For eggsample: if I wanted to research "the percentage of fertile Blue Wyandot Eggs and the rate of deformity of the hatchlings in Lower Bumplesteen in Craddock", this algorithm would allow me to find this in context because it will have indexed all of these terms and related them.
Perhaps you could use the term "Relational Database" as well as "Clustering" as well as "context" ...
So, Mr and Mrs Spam who set up a site that has an automatic page generator that picks up any of the terms in my search string is going to rank much lower; for example, if the spam page was about "Blue Wyandot Eggs", it would also have to be related to everything about a "Blue Wyandot", which is a breed of farm chicken (or poultry) ... etc .. and the more "relationships" the term has the better.
thus a page that is SEO'd for Wyandots is not going to rank well unless it has references within the SITE to what a Wyandot actually is and does .. to provide the context.
Read up a bit about cataloging and Digital Information Management Systems .. its actually a highly specialised field.

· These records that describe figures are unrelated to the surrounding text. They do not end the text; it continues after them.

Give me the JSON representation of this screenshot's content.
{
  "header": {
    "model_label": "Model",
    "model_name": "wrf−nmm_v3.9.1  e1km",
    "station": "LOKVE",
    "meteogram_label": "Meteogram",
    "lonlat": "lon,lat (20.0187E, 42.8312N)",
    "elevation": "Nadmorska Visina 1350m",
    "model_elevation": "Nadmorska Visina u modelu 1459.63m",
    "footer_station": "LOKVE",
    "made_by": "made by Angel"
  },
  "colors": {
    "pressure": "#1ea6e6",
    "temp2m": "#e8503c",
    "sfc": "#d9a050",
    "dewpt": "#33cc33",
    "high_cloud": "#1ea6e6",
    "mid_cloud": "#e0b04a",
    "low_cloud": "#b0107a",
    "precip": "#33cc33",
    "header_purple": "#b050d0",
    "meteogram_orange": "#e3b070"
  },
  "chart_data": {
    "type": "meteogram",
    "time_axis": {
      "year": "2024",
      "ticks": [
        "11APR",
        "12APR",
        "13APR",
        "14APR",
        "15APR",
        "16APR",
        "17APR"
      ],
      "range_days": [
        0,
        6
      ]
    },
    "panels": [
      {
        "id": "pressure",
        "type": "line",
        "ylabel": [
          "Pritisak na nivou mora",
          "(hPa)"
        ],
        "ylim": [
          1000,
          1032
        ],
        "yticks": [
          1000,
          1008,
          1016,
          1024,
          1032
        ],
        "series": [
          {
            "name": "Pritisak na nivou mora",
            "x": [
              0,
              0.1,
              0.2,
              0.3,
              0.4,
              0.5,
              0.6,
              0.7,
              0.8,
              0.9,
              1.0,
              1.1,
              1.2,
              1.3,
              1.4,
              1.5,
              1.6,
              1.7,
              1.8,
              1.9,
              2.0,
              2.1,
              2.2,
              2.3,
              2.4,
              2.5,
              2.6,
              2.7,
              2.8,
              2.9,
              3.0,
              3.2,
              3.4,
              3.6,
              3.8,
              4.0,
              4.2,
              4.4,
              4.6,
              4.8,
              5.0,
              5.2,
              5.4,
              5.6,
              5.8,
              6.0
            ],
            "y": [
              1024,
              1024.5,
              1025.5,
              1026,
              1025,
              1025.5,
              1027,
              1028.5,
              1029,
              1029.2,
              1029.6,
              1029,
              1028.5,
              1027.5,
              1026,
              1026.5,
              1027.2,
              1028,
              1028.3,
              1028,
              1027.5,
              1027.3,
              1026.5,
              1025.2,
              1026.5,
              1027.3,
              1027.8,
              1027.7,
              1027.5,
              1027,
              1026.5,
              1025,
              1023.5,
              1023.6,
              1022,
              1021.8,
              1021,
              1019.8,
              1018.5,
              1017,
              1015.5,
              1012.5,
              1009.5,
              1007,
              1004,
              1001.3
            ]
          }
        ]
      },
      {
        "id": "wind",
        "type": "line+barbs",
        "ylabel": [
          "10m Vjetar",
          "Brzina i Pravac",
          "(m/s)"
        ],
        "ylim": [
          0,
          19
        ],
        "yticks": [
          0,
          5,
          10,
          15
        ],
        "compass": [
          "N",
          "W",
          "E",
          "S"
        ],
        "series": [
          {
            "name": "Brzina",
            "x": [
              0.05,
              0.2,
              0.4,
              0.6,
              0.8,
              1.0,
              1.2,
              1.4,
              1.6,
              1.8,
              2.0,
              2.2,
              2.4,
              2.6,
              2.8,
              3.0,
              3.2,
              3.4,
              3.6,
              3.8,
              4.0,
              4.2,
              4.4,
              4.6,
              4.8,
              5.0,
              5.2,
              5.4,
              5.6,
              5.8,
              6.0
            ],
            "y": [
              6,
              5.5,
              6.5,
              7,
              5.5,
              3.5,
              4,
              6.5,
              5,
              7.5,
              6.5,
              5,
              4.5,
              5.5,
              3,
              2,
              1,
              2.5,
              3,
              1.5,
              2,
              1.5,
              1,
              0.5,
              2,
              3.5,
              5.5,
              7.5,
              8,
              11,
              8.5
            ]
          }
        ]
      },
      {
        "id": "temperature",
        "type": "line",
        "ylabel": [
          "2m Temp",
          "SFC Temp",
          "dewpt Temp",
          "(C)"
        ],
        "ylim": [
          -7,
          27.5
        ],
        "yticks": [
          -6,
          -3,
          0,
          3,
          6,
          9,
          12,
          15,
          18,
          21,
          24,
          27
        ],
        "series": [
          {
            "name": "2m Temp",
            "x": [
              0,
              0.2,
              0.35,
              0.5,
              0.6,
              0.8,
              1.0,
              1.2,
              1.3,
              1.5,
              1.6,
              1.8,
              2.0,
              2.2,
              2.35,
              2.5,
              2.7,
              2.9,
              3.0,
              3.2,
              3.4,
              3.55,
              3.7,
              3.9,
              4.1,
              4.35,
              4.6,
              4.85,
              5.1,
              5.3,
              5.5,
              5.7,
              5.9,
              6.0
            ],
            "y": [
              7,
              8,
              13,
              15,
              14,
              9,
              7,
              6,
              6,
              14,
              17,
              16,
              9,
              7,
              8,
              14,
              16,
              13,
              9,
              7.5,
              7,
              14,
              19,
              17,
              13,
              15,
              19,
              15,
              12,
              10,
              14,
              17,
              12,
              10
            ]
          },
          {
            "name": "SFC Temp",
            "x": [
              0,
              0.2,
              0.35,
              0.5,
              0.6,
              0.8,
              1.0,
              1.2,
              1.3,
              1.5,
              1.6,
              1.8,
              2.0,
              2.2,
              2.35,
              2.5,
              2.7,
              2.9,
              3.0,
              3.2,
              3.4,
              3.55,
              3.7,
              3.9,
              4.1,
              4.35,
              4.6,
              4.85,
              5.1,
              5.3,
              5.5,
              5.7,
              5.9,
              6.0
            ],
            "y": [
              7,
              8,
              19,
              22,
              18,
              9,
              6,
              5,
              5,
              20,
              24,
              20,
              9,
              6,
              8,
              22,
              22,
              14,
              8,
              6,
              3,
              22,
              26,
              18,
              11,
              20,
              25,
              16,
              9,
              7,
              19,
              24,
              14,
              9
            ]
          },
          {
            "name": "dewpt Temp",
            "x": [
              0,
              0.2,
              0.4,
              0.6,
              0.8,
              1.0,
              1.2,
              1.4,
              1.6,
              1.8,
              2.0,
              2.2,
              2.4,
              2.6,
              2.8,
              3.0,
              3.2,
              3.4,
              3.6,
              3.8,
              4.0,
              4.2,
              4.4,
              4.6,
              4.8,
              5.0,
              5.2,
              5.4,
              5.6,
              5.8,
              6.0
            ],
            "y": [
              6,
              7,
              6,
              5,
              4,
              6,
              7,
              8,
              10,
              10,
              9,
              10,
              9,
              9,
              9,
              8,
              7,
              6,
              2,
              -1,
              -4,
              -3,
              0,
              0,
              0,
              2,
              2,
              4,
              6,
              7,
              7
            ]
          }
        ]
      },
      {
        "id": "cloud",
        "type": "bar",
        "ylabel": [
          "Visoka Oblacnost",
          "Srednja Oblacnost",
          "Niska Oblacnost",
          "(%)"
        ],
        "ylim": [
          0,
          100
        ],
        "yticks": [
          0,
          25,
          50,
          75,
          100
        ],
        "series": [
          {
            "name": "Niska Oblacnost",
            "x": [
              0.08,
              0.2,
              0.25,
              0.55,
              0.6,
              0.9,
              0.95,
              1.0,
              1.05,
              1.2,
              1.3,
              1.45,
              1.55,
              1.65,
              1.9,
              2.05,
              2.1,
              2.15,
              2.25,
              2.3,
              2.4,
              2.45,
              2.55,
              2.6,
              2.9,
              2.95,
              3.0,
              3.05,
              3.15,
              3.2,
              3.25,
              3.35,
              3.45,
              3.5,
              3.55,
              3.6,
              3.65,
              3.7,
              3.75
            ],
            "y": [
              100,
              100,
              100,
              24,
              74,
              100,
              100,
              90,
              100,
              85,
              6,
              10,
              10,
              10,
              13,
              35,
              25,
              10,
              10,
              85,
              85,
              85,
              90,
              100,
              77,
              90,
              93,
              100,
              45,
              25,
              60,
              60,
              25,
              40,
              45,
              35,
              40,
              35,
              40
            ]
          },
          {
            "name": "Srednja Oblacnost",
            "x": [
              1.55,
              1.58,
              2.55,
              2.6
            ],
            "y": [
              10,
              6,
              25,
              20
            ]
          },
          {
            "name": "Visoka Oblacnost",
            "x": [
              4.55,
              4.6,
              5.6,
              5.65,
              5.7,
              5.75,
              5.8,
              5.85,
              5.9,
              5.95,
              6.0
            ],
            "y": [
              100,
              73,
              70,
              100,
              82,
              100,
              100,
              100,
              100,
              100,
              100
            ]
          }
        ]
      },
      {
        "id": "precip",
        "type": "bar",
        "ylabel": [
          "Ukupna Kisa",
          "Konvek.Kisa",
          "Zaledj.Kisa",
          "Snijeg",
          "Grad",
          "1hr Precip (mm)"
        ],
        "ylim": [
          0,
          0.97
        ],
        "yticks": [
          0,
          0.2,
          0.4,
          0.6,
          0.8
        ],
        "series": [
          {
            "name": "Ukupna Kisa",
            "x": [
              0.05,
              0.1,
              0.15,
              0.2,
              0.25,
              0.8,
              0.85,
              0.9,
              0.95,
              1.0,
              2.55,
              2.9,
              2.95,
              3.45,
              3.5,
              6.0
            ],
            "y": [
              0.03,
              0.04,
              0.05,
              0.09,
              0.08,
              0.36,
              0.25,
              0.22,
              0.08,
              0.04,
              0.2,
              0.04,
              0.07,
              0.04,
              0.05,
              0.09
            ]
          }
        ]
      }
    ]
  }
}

In other words, due to some pressure that has been applied to them, Google are moving beyond "web page indexing" to "contextual digital archive retrieval" and that's a whole different ball game, logic, and way of thinking.

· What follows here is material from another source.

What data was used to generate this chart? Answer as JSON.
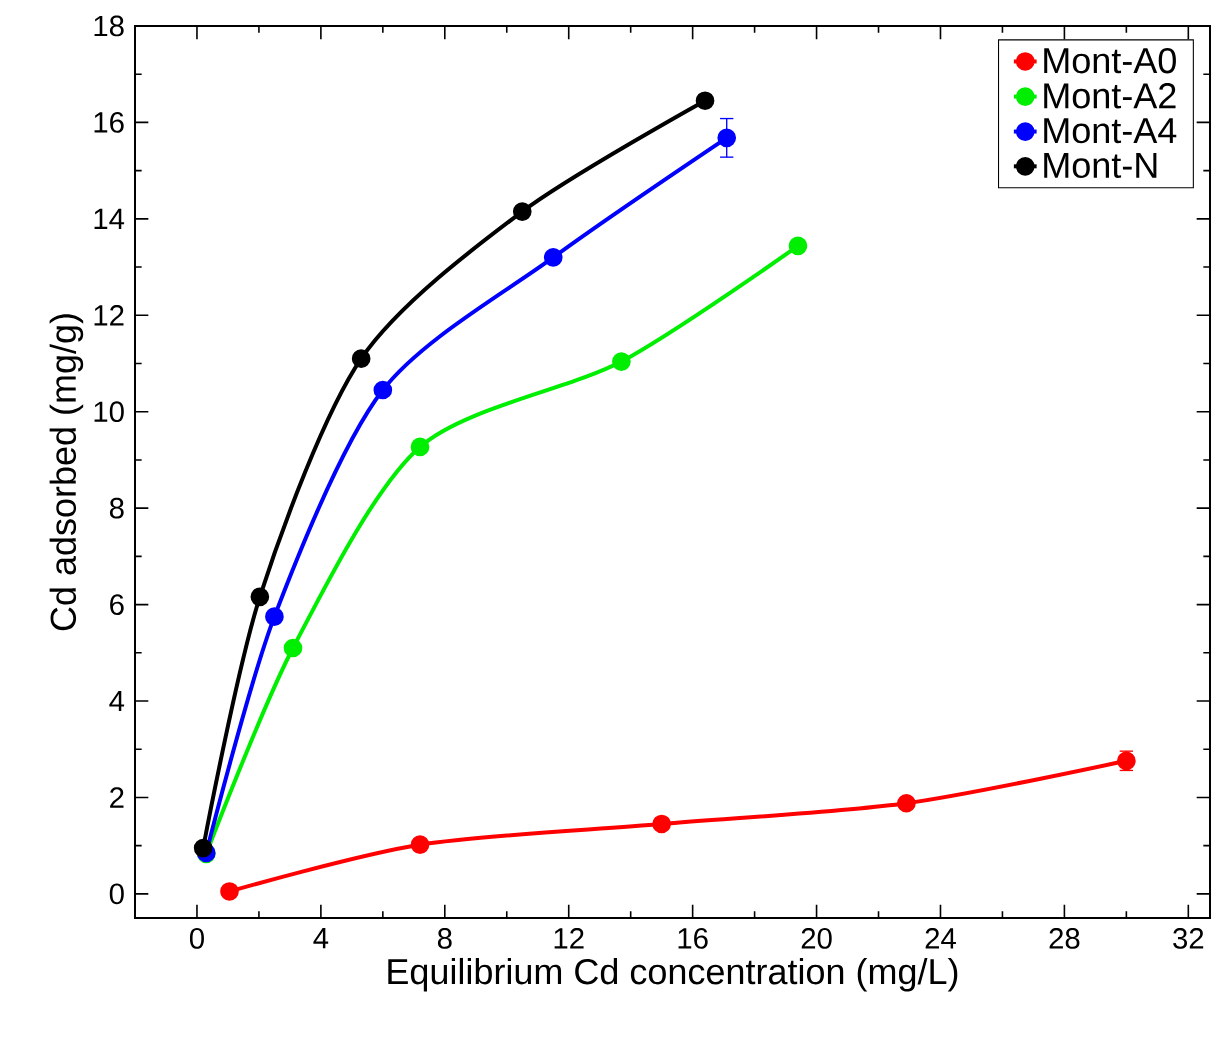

If you can access "www.dialog.com", you might get an idea of a very grass roots "intelligent database"
Is this helpful for you?
Secondly, your explanation is clear to me, yet I feel like pointing out, is it specifically this ability to search only "true" content and discard SEO spam what makes Orion so unique?
Maybe this will sound too bold from me, but it doesn't surprise me much. I apologize for I'm not an Information Specialist. I only know programming and I am good at regular expressions and data mining. In a nutshell, part of my job is to write web crawlers that gather specific data. Perhaps it is the fact that I'm only taking into consideration the "nuts & bolts" that my vision of Orion is too narrow, but I don't think it is such a breakthrough since it is my opinion that anyone with intermediate skills can develop a tool to compare content and rid out plain spam.

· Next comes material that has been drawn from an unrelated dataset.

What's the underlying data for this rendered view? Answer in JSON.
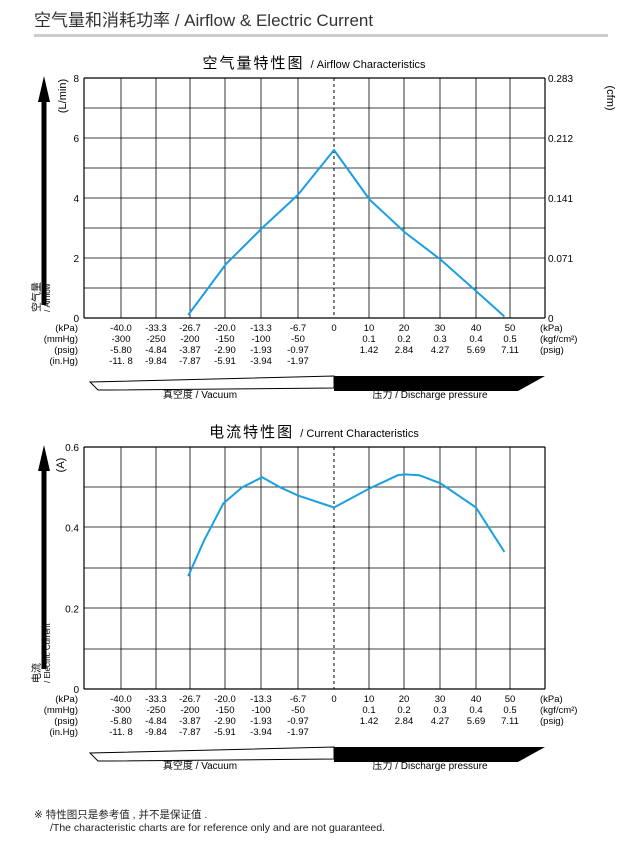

I understand what you are saying and asking - and from the perspective you are asking it.
The difference is that this "intelligent database" and "query engine" was designed to catalog information; the elimination of spam happens because of the way it does this.
It was not designed with any purpose of eliminating spam - spam was eliminated 'by default" and there is no need for "spam filtering" - unless the spam can "intelligently" be generated by a similar program
Do you understand the "inversion" in the logic here?
Qualify and quantify the information "dynamically" and the index can't be spammed; this happens because the result page is generated from relational databases and not stored as an index or index/content;
in other words, the conventional idea of "cache" goes out the window.
think of a massive MyQSL database, relationship queries and dynamically generated nested templates which assign the queries according to how the database feeds back into the template generator
nothing is eiminated, nothing is rejected, nothing is blocked.
the only way to get a spam page to the top of the results would be to shift the weighted average by publishing enough sites to shift that average in your favor .. and, even then, you would only have influence in one or maybe two contextual relationships.
However, if you did this, duplicate pages would show up in the results as one "context" repeated in a number of sites . this appears then on a supplementary page, not on the first page of results.
Another by-product of this is that "date of publishing" will give some relevance to copyright but originality will not be penalised.
So basically, with the help of Orion, your search results will know be "knowledge", instead of "all bytes that matched the query".
Just out of pure curiosity. Suppose there was this program you can give keywords like "blue disc".
Then the program makes a search and returns:
"Blue Ray DVD technology"
"Blues Music CDs"
"Colored CD-Rs for sale"
As a disambiguation, from which there you can browse further.
Should a program like that appear all of a sudden on eBay, how much do you people think it would sell in?